Though I did not specify an MFC, it should apply easily to 11.0. I do plan to do an MFC to 11.0 once it has been released. Since it is not a common bug I don't want to slow the process of getting 11.0 out the door hence the pause to MFC.

Comment 6 Bryan Drewery freebsd_committer

2016-08-17 10:55:35 UTC

Depending on how long you wanted to let this be tested in head, it may very well make the timeline to MFC into releng/11.0.  Even if an unrare case, it seems worth it to me
to merge this if it fits into the timeline.

How long were you wanting to let this bake in head?

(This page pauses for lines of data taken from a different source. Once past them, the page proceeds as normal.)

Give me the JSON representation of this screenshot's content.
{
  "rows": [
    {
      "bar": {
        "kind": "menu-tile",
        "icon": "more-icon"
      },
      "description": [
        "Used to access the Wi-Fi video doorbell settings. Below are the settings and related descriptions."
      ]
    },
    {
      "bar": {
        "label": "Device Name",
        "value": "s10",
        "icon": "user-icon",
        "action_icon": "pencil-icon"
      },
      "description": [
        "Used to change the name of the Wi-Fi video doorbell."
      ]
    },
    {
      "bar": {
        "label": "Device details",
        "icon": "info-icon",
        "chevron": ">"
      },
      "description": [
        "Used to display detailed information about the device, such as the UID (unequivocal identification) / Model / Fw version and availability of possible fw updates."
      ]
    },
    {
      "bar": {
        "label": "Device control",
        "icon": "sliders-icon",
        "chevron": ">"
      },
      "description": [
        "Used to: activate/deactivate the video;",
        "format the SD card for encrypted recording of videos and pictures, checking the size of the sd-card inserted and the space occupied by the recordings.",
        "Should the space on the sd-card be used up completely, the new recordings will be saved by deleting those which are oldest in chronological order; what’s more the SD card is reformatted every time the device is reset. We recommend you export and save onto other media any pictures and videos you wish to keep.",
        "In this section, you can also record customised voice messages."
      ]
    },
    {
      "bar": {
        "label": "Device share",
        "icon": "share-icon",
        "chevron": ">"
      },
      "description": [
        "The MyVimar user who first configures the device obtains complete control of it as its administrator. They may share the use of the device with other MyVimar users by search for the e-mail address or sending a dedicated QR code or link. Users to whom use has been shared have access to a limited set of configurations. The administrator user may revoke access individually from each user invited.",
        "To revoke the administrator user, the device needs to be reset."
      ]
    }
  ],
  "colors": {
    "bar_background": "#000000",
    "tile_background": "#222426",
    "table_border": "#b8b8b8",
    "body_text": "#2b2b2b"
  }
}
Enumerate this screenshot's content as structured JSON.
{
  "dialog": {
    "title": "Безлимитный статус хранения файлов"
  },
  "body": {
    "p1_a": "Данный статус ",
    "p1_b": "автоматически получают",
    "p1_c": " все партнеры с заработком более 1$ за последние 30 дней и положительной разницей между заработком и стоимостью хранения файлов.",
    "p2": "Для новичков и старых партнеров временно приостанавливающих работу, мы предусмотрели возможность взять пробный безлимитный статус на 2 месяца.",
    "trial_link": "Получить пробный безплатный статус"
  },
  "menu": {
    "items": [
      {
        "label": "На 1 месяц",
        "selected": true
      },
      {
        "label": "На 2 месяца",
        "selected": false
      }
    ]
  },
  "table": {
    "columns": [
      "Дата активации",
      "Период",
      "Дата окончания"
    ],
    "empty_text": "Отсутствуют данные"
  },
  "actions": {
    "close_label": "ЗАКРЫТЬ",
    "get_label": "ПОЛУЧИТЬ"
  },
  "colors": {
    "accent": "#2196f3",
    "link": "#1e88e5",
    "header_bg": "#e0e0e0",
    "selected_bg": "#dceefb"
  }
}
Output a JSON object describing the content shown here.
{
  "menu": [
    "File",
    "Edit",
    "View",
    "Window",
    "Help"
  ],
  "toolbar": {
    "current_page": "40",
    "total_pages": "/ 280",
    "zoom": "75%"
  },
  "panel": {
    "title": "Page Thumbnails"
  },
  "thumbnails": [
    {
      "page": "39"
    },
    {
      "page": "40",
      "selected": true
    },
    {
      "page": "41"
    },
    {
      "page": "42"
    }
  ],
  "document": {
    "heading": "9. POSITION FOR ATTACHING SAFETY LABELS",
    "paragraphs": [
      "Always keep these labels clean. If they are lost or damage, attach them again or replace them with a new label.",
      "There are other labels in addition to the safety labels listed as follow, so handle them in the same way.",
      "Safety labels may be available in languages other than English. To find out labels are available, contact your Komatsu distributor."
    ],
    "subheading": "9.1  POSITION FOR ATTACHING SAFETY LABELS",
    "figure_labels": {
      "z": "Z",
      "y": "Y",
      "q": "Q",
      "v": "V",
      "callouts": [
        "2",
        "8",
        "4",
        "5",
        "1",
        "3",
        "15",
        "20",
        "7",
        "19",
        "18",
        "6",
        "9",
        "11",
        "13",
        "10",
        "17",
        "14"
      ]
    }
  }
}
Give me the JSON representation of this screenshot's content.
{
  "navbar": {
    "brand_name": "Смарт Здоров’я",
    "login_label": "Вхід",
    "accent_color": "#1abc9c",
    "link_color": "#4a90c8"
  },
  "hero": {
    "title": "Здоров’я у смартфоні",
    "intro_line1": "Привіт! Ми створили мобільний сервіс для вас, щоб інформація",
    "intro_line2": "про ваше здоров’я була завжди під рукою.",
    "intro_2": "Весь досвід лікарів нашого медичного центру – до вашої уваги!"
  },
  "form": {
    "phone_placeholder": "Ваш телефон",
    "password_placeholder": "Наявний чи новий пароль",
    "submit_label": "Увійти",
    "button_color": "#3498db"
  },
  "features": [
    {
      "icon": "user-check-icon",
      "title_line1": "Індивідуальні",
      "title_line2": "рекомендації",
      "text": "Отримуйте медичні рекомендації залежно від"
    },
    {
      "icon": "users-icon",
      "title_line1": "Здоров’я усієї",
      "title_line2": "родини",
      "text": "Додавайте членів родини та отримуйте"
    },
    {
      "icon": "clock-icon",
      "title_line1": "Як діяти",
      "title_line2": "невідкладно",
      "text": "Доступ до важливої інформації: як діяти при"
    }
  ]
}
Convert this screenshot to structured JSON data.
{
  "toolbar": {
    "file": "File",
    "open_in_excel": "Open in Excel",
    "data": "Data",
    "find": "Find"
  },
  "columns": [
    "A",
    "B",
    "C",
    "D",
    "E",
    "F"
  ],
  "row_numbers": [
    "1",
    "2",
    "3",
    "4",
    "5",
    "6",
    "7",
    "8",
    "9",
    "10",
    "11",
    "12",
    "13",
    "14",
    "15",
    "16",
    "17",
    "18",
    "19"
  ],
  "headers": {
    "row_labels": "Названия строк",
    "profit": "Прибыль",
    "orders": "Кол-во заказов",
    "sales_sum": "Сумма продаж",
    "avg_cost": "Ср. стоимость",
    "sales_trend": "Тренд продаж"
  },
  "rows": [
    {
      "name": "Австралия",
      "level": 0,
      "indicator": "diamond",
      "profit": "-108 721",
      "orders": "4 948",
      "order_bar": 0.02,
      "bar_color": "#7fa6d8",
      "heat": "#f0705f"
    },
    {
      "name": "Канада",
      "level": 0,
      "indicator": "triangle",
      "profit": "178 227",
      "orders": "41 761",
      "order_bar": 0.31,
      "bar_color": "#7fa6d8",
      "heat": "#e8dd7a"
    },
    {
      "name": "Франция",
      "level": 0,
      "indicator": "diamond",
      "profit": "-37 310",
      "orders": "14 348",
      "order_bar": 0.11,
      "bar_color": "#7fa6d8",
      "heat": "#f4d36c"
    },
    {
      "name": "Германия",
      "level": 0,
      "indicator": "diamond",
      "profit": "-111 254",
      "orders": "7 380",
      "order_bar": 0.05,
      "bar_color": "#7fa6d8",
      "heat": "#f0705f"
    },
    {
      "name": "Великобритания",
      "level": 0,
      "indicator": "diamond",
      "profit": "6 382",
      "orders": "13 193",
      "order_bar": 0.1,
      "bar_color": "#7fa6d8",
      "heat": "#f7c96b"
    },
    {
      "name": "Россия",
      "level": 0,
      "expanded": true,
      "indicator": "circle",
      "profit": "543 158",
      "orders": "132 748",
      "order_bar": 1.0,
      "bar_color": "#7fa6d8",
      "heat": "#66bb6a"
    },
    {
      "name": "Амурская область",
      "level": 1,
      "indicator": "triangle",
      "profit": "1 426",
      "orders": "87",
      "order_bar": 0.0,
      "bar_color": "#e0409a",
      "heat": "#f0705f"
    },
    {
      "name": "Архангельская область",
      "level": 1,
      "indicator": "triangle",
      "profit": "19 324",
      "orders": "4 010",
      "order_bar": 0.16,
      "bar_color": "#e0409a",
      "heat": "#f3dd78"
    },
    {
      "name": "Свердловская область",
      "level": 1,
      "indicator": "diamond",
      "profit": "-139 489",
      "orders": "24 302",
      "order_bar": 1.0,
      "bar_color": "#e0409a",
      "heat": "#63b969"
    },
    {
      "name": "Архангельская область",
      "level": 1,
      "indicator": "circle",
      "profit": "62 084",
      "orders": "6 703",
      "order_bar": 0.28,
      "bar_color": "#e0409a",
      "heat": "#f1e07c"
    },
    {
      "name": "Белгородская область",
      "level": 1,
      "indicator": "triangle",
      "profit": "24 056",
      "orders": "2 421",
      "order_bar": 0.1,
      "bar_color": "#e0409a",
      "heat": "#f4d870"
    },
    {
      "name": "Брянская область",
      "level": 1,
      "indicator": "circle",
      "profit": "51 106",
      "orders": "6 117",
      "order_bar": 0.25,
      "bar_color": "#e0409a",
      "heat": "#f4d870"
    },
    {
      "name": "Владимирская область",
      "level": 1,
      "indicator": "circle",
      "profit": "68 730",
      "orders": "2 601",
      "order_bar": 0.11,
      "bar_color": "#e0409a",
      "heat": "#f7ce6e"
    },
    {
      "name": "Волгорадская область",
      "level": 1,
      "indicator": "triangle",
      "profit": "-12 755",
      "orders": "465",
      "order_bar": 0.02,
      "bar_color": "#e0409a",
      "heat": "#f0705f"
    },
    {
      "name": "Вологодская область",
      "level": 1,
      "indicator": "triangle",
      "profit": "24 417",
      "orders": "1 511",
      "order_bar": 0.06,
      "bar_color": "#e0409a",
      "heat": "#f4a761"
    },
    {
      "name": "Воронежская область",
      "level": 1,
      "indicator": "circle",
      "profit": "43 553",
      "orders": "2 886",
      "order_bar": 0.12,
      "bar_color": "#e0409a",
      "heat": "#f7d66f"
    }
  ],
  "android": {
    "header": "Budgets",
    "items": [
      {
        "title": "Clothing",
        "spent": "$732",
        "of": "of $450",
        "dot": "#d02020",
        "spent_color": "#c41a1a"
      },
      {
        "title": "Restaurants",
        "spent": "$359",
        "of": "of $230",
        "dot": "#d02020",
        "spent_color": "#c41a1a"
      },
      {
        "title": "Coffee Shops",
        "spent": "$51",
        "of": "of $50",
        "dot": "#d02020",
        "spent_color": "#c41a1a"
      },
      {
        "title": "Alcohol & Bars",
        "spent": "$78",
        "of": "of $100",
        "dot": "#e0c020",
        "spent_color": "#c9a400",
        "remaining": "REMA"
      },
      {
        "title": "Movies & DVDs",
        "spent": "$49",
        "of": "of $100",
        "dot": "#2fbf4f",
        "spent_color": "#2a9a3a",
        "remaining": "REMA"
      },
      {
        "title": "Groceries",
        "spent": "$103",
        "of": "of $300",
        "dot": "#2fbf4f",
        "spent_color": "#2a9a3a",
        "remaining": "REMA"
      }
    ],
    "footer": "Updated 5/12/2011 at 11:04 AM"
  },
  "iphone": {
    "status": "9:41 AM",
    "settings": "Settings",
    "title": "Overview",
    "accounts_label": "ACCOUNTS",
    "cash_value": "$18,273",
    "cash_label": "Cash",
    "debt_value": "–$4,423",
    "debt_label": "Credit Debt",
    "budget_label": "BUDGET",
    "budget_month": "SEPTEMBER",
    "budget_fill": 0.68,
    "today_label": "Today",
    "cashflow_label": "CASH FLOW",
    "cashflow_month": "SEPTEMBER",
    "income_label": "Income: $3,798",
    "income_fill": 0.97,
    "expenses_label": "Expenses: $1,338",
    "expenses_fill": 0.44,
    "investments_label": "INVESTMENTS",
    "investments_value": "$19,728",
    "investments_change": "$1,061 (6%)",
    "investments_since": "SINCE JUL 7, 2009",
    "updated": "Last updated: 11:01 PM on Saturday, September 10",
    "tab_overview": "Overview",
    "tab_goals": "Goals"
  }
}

Comment 7 Kirk McKusick freebsd_committer

2016-08-17 16:13:29 UTC

I would like a week or two in head just to be sure that it does not break any existing code usage. Note that 304230 has to be merged at the same time as
this one (304239) since this one uses the new LIST_CONCAT added to queue.h in 304230.

Comment 8 commit-hook freebsd_committer

2016-10-17 21:45:24 UTC

A commit references this bug:

Author: mckusick
Date: Mon Oct 17 21:44:41 UTC 2016
New revision: 307533
URL: https://svnweb.freebsd.org/changeset/base/307533

Log:
  MFC r304230:
  Add two new macros, SLIST_CONCAT and LIST_CONCAT.

  MFC r304239:
  Bug 211013 reports that a write error to a UFS filesystem running
  with softupdates panics the kernel.

  PR: 211013

Changes:
_U  stable/11/
  stable/11/share/man/man3/queue.3
  stable/11/sys/sys/queue.h
  stable/11/sys/ufs/ffs/ffs_softdep.c
  stable/11/sys/ufs/ffs/softdep.h

Comment 9 commit-hook freebsd_committer

2016-10-17 21:50:26 UTC

A commit references this bug:

Author: mckusick
Date: Mon Oct 17 21:49:55 UTC 2016
New revision: 307534
URL: https://svnweb.freebsd.org/changeset/base/307534

Log:
  MFC r304230:
  Add two new macros, SLIST_CONCAT and LIST_CONCAT.

  MFC r304239:
  Bug 211013 reports that a write error to a UFS filesystem running
  with softupdates panics the kernel.

  PR: 211013

Changes:
_U  stable/10/
  stable/10/share/man/man3/queue.3
  stable/10/sys/sys/queue.h
  stable/10/sys/ufs/ffs/ffs_softdep.c
  stable/10/sys/ufs/ffs/softdep.h

Comment 10 Kirk McKusick freebsd_committer

2016-10-17 22:43:55 UTC

With MFC to stable-10 and stable-11 this bug report can be closed.